Though Brittian’s sunny, love-sick raps showcase a different style than Hopsin, the two share a similar chemistry that could make for an interesting union. “I like to make the best out of everything that I do, surrounding myself around people that are positive,” says Brittian, sitting across from Hopsin at the coffeeshop during the interview sporting an afro blooming with stylish dreads. “The music I go for is always really vibey and it gives you a certain feeling. I want to put it more music that touches your soul.”

The plan of course is to start writing tracks together, along with Phora who is also usually a strictly solo emcee. The Anaheim-bred rapper with inspirational, true-life flows shares a knack for creating vivid, storyteller rhymes about his past, as well as viral videos and a cult-like fan base that help him sidestep the traditional path to success.

“Phora’s a real cool dude,  we’ve been friends for a few years. He has the independent game on lock,” Hopsin says. “We always talk and share each other’s stories about being independent artists. He takes what he needs from that and I take what I need.” Hopsin even makes a cameo in Phora’s latest video “Open Letter,” in which he kidnaps Donald Trump.

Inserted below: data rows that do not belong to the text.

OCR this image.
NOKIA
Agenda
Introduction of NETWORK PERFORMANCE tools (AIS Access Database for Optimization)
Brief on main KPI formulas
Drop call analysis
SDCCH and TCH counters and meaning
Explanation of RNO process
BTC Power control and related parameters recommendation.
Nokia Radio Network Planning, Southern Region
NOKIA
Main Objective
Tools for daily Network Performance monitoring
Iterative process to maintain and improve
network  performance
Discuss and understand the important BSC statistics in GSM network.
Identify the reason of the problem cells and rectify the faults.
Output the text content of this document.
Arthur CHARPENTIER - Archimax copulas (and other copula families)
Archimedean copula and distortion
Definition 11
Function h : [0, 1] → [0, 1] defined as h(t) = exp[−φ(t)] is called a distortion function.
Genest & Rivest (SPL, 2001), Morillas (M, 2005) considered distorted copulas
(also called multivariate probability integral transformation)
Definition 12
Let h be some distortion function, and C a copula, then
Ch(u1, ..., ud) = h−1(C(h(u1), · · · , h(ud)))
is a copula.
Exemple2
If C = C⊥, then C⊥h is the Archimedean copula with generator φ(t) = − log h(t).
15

All of this points to the fact that as an emcee, Hopsin’s desire to grow his career as an independent artist won’t happen unless he has the right people around him to offer support and some sensational bars. His plan to release singles for the next 12 months is the kind of thing that says a lot about where the music industry places value these days. Cranking out dope tracks one at a time paired with well-produced viral videos to feed to a ravenous fan base will do a lot more than the age-old model of dropping an album and a few videos after the fact. On the flip side, collaborating with Charm Brittian, Phora and others can only serve to boost his creative flow and introduce these two OC-bred rappers to an even wider audience.

Hopsin has come a long way since that show in Fort Collins, Colorado that ended before it began with him walking out the back door and ditching his performance completely. But with a new manager, collaborators and aspirations to evolve, it’s the possibility for another creative breakthrough seems imminent, even if it won’t be overnight. “Now I feel more motivated,” he says. “I just had the wrong perspective on my career, now I have a different perspective…Right now we’re just planting seeds. I’ve been meeting a lot of artists and setting up a lot of collaborations. By 2017 you’ll say okay, I see what Hopsin was doing there.”